Fastidios para el turista

  • Relación calidad/precio mediocre y empeorando (comida, fado, recuerdos...) en comparación con los comercios locales originales.
  • Más falsos que un billete de 30 euros: se le ofrece al turista una caricatura de folklore y se le considera como un monedero con patas.

Soluciones

  • Esforzarse para salir de las zonas ultraturísticas (Baixa, Alfama, etc.) donde todo el mundo se concentra. Fuera de dichas zonas, Lisboa ofrece muchos locales agradables, originales y auténticos. Sólo hay que andar unos cuantos metros para salir de la zona turística y entrar en la ciudad, ese lugar donde vive gente normal que va a restaurantes normales y a bares normales.
  • Evitar aquellos locales donde el marketing está claramente trabajado para captar al quídam: estética insípida e internacionalizada, menús en varios idiomas, ganchos en la puerta, clientela exclusivamente compuesta por turistas. Al contrario, dar preferencia a aquellos locales a los que van portugueses y donde el menú viene en su idioma original. Si no se entiende el menú, un diccionario de bolsillo o un poco de valentía darán a menudo lugar a buenas sorpresas y mejores comidas. Eso es Portugal.
mass tourism
mass tourism

Incivilidad

Las vacaciones y el viaje son desinhibidores para muchos turistas, todavía más cuando llegan en grupos grandes. Y, lamentablemente, eso da lugar a actitudes y comportamientos inapropiados o que uno no aceptaría en su propio país.

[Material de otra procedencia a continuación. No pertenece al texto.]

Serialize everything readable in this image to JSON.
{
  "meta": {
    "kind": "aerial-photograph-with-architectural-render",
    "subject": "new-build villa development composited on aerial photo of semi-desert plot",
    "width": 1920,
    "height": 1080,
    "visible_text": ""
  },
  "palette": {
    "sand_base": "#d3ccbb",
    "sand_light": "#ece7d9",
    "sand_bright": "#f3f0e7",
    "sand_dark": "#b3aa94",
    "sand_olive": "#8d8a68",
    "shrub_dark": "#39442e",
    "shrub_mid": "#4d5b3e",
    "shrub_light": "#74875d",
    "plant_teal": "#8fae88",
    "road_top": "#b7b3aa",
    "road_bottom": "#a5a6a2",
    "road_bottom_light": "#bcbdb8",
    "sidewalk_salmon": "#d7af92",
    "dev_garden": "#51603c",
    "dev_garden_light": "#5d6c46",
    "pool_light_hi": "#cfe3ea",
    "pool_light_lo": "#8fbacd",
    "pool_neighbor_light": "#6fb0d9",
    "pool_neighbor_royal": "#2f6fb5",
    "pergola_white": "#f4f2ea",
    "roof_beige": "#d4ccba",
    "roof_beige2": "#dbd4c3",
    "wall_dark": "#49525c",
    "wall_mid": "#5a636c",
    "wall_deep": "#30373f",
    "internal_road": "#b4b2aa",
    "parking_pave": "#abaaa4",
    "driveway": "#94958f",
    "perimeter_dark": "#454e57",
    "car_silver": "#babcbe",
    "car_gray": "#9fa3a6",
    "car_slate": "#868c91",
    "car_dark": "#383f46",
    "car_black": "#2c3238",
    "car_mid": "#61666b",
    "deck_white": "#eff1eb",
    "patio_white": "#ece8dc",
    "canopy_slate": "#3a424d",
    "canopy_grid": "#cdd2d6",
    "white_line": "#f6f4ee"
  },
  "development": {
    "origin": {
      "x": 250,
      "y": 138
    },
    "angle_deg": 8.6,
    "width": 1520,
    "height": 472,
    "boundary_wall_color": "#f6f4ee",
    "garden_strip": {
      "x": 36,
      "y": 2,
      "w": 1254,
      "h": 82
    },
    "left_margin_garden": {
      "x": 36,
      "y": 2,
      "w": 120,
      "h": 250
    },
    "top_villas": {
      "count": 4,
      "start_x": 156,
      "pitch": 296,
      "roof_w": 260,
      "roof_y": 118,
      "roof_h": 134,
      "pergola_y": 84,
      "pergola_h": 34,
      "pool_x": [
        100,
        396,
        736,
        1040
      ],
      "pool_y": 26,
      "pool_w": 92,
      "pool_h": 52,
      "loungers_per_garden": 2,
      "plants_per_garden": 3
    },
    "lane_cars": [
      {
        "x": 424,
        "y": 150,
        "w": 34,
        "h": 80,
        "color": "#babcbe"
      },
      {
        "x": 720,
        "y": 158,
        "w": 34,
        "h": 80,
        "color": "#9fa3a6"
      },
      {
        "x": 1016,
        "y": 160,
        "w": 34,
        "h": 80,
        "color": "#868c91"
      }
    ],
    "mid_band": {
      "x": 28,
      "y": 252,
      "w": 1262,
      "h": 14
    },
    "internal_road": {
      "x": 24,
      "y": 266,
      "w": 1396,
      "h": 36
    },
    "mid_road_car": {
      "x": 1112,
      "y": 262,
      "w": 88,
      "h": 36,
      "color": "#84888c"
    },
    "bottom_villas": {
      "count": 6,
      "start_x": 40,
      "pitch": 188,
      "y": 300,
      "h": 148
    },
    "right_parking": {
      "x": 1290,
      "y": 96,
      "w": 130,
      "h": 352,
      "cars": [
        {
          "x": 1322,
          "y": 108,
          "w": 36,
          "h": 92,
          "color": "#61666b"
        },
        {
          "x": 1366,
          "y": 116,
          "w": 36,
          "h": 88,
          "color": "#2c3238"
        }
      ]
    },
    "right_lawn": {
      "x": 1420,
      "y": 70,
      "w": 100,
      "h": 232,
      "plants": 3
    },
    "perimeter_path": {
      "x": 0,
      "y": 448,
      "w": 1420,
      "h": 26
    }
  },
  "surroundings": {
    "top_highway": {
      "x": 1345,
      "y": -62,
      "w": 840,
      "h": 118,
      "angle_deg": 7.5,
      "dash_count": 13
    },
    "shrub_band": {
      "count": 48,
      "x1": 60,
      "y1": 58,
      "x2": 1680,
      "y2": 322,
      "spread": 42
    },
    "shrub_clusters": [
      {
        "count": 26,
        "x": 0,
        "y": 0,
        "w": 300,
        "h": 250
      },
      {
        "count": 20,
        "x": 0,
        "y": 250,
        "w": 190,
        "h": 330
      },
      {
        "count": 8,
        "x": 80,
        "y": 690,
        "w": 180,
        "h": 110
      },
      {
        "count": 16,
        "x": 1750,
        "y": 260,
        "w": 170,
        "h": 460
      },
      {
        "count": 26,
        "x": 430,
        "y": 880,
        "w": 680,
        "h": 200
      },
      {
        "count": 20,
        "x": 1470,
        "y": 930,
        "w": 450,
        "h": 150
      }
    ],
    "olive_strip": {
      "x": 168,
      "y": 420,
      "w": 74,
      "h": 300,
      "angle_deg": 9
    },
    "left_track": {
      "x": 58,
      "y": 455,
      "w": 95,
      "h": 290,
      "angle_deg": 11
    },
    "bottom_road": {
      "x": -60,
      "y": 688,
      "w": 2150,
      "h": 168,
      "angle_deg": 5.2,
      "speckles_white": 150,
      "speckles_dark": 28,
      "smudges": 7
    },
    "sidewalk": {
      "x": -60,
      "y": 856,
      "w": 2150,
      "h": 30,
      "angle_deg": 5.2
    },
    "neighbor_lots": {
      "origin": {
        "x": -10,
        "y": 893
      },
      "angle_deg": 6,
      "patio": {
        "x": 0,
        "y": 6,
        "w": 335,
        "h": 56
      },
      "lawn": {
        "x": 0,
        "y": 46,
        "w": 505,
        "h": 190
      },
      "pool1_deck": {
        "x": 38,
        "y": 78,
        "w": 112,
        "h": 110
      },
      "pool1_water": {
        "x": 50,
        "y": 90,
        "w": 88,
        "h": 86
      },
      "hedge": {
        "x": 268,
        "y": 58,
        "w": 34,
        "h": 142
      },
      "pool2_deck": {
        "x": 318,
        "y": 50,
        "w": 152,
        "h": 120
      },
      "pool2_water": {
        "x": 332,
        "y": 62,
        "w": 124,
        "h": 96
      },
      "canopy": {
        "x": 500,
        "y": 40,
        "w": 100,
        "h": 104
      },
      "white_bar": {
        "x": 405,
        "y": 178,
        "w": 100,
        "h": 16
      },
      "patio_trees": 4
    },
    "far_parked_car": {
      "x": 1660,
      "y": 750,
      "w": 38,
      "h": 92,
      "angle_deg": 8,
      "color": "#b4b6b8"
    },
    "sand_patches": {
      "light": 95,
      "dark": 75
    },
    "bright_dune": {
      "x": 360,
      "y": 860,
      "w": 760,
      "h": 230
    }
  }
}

Molestias para los habitantes

  • Falta de respeto a la vida privada: tomar fotos de la gente sin pedir permiso, obstruir las calles, gritar, tirar papeles y basura por la calle...
  • Delirios de todo tipo: borracheras y despedidas de soltero, escándalos en apartamentos alquilados, gritos y pitadas de los pasajeros y usuarios de los go-cars, tuk-tuks, etc.
  • Codicia (cada vez más frecuente con el turismo de bajo coste) que lleva el turista a negociar los precios esperando siempre que se le dé un descuento ya que en Portugal, todo tendría que ser mucho más barato.

Soluciones

  • Comportarse decentemente, como si uno estuviese en su pueblo o ciudad.
  • Ser discreto: el turista tiene que amoldarse a la vida local, no al contrario.
  • No viajar si no se está dispuesto a gastar algo de dinero para ver, comer, beber, experimentar lo autentico.